Cet encouragement ne venant pas, il continua:
—Je dois, avant tout, fixer votre attention sur la situation particulière de M. de Chalusse et sur les circonstances qui ont précédé et entouré sa fin... La mort l’a surpris, si inattendue et si foudroyante, qu’il n’a pu prendre de dispositions testamentaires, ni même manifester de vive voix ses dernières volontés. Ceci, madame, est pour vous une faveur de la Providence... M. de Chalusse avait contre vous certaines préventions. Pauvre comte... Il avait certes le meilleur cœur du monde, mais chez lui la rancune allait jusqu’à la barbarie... Il n’y a pas à en douter, il était décidé à vous priver de sa succession... Déjà dans ce but il avait commencé à dénaturer sa fortune... S’il eût vécu six mois encore, vous n’aviez pas un centime.
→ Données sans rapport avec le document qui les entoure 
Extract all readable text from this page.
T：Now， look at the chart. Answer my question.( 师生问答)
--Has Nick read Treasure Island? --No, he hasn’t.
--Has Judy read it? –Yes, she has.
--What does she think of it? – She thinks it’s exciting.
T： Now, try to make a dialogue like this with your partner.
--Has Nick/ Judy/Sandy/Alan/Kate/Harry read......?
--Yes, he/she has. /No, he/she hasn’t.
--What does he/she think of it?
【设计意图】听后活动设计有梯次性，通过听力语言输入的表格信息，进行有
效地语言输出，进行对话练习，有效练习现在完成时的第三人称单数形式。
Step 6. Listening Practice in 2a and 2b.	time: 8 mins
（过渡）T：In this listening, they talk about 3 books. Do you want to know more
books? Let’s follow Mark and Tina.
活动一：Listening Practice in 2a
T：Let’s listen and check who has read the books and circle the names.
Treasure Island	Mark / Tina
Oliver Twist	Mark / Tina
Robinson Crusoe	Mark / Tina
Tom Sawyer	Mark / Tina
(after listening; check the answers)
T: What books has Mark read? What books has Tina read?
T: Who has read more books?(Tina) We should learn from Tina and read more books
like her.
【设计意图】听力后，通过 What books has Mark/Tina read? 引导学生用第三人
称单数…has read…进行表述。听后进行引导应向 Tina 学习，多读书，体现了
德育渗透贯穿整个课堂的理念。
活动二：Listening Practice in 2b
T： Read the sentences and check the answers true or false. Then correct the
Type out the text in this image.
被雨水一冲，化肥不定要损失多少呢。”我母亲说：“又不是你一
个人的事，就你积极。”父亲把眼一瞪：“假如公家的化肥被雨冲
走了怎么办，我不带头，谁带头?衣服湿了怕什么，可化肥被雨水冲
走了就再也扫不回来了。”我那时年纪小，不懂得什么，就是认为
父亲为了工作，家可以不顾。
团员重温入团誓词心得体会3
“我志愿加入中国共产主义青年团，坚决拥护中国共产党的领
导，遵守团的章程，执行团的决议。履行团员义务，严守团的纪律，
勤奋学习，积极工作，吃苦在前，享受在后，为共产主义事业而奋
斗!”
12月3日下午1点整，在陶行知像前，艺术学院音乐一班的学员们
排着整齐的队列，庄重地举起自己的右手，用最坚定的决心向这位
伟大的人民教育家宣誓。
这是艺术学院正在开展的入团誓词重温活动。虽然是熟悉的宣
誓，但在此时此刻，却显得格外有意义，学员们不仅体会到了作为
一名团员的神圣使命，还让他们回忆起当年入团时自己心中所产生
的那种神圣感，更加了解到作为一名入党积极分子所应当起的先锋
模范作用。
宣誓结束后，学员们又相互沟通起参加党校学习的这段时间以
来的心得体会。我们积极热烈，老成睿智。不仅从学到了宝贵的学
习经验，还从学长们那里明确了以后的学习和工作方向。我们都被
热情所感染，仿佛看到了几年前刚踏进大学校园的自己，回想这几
Mme d’Argelès eut un geste d’insouciance, bien difficile à expliquer après les instances et même les menaces de sa lettre de la veille.
—Eh!... qu’importe!... murmura-t-elle.
—Comment, qu’importe!... s’écria M. Fortunat. Je vois, madame, que votre douleur vous empêche de mesurer la grandeur du péril auquel vous échappez. Outre sa rancune, M. de Chalusse avait pour vous dépouiller des raisons décisives... Il s’était juré qu’il donnerait une opulence royale à sa fille bien-aimée.
Pour la première fois, l’immobile visage de Mme d’Argelès trahit une sensation.
—Quoi!... mon frère avait un enfant...
—Oui, madame, une fille naturelle, Mlle Marguerite... une belle et douce personne que j’ai eu le bonheur de rendre à son affection, il y a quelques années... Elle vivait près de lui depuis six mois, et il allait la marier, avec une dot énorme, à un gentilhomme qui porte un des grands noms de France, le marquis de Valorsay...
Ce nom secoua Mme d’Argelès comme le choc d’une batterie électrique.